Ce débat nous parait central pour tout ceux qui continuent à affirmer la nécessité de la révolution pour se libérer de l’exploitation de l’homme par l’homme et donc de l’appropriation par les hommes du développement des forces productives, condition pour une réelle émancipation humaine.


Introduction de Gilbert Rémond

« Lénine, les paysans, Taylor » (de Robert Linhart) ; ton livre est édité une première fois en 1976, dans une conjoncture historique et idéologique, où le mouvement de 68 se délite dans les reniements et une gauche rouge pâle, où le gauchisme rentre dans sa période de décomposition, où l’URSS prend la direction d’une restauration du capitalisme, où la Chine maoïste, après les derniers soubresauts de la révolution culturelle, perd son dirigeant historique et où la crise mondiale entraîne chacun à se poser de nouvelles questions en matière
de politique économique et de transformation du procès de production.

Lénine

Partant de ce constat de l’âpreté de l’offensive des forces de la réaction pour rendre impossible la critique d’un capitalisme tout puissant, tu proposes une défense de Lénine, convaincu qu’à travers lui et l’expérience historique de la première révolution durable est visé l’objectif d’interdire la pensée de toute perspective de changement véritable.

De ce point de vue, une des méthodes utilisées consiste à aligner des morceaux de ses textes sortis de leur contexte, pour les rendre indéterminés en regard de la situation concrète. Cette méthode, intellectuellement et scientifiquement absurde, contribue, dis-tu, de toute évidence à liquider l’essence même de sa pensée, pensée dialectique, perpétuellement en lutte avec le réel et avec elle-même, réalisant et détruisant les adéquations toujours provisoires.

A rebours de ces (re)présentations tu chercheras à montrer que son œuvre « constitue un travail idéologique et théorique en mouvement, unique par rapport à toutes les productions contemporaines qu’on pourrait lui comparer » p.180 sa « spécificité tenant à son extrême sensibilité aux variations du réel ». Il s’agira donc pour toi de te placer résolument à contrepied « de la minorité jacassante » de ceux qui après être passés par l’adoration mystique de la classe ouvrière » iront jusqu’à dire l’écœurement qu’elle leur inspire voire par une tartuferie bien contemporaine décréter urbi et orbi sa disparition sur l’air de cachez-moi cette classe ouvrière que je ne saurais voir en l’émiettant dans le communautarisme et les délocalisations.

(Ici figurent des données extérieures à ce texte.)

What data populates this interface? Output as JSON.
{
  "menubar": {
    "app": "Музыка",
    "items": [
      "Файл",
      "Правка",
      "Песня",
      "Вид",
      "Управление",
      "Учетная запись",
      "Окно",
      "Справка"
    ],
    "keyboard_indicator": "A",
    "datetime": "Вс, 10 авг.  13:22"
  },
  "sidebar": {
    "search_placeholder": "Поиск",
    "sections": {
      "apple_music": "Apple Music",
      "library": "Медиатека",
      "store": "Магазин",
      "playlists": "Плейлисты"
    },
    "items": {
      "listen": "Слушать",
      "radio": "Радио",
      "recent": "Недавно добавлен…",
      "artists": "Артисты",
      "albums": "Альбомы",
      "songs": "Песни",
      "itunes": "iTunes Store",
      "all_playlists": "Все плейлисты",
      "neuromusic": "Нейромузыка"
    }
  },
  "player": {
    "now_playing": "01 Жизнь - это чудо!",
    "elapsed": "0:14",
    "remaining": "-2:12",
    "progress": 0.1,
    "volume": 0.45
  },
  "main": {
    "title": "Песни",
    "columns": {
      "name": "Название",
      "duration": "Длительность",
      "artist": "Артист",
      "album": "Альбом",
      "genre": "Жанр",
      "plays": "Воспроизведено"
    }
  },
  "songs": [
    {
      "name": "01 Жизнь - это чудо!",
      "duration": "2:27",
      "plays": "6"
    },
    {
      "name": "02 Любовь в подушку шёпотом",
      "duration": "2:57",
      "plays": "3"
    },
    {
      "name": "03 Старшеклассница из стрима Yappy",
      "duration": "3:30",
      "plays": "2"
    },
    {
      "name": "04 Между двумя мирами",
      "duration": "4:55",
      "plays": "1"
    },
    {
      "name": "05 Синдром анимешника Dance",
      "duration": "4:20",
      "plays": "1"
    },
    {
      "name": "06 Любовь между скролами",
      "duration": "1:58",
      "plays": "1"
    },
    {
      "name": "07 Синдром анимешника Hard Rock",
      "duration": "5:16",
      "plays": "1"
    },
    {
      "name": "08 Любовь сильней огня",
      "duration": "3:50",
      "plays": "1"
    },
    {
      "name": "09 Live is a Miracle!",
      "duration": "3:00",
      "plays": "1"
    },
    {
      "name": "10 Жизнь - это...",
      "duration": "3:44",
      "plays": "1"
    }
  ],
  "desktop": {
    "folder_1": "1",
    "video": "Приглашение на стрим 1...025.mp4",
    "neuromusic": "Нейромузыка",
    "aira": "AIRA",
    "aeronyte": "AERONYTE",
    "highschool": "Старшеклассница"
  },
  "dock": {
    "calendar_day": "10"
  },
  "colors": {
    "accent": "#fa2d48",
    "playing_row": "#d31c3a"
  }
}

Ce qui t’amènera à écrire : « j’ai souvent vu en France dans les années 68 de jeunes intellectuels s’établir parmi les ouvriers et entrer en usine avec la ferveur religieuse d’hommes à qui la vérité absolue va enfin être révélée, puis après une expérience difficile ou des échecs, abandonner l’établissement en déclarant que les ouvriers étaient irrémédiablement embourgeoisés, voire pourris ou fascistes » p. 79.

Tu poursuis en expliquant que « la déception de ces missionnaires intellectuels, souvent plus doués pour l’ordre du discours, que pour tout autre » p.79 les conduisait à passer d’une mystique pro-ouvrière à des propos désabusés voir pathologiquement anti-ouvriers.

Cette réflexion te venait en association avec ce que tu développais dans un chapitre intitulé « la haine » où il était question du sentiment qu’inspirait aux intellectuels des villes, le mouvement de masse paysan en 17. Tu t’appuyais à cet effet sur des textes de Gorki, qui dans son ouvrage « les paysans russes » s’anéantissait à pousser de grands cris, dans une écriture de la honte et de l’effroi, où se mêlaient hostilité et fascination populiste.

Il racontait, bouleversé, sa peur devant les masses étrangères qui lui étaient
incompréhensibles, incapables de percevoir ce qu’entraîne nécessairement une révolution, à savoir « la volonté de revanche qui porte à piétiner (–les œuvres d’art-) ces ‘merveilles’ pour la production desquelles des millions d’hommes ont été exploités et ont souffert siècle après siècle » p.69 et je me disais au passage que nous retrouvions chez certains cette même incompréhension, ce même rejet face aux évènements des banlieues qui s’enflammaient en 2005 ou à l’occasion des casses lyonnais accomplis en périphérie des grandes manifestations lancées contre la casse des retraites ; qu’en somme, hier comme aujourd’hui ce qui retient
l’attention, c’est cet amalgame fait entre le geste et ce qui le produit, dans un refus de comprendre, quoi qu’on en pense, la volonté de revanche ou les souffrances qu’elle cherche à apaiser parce que hors la capacité de penser, toute une pulsionnalité déborde dans l’action et le saccage, effort de retour à un impossible bien être.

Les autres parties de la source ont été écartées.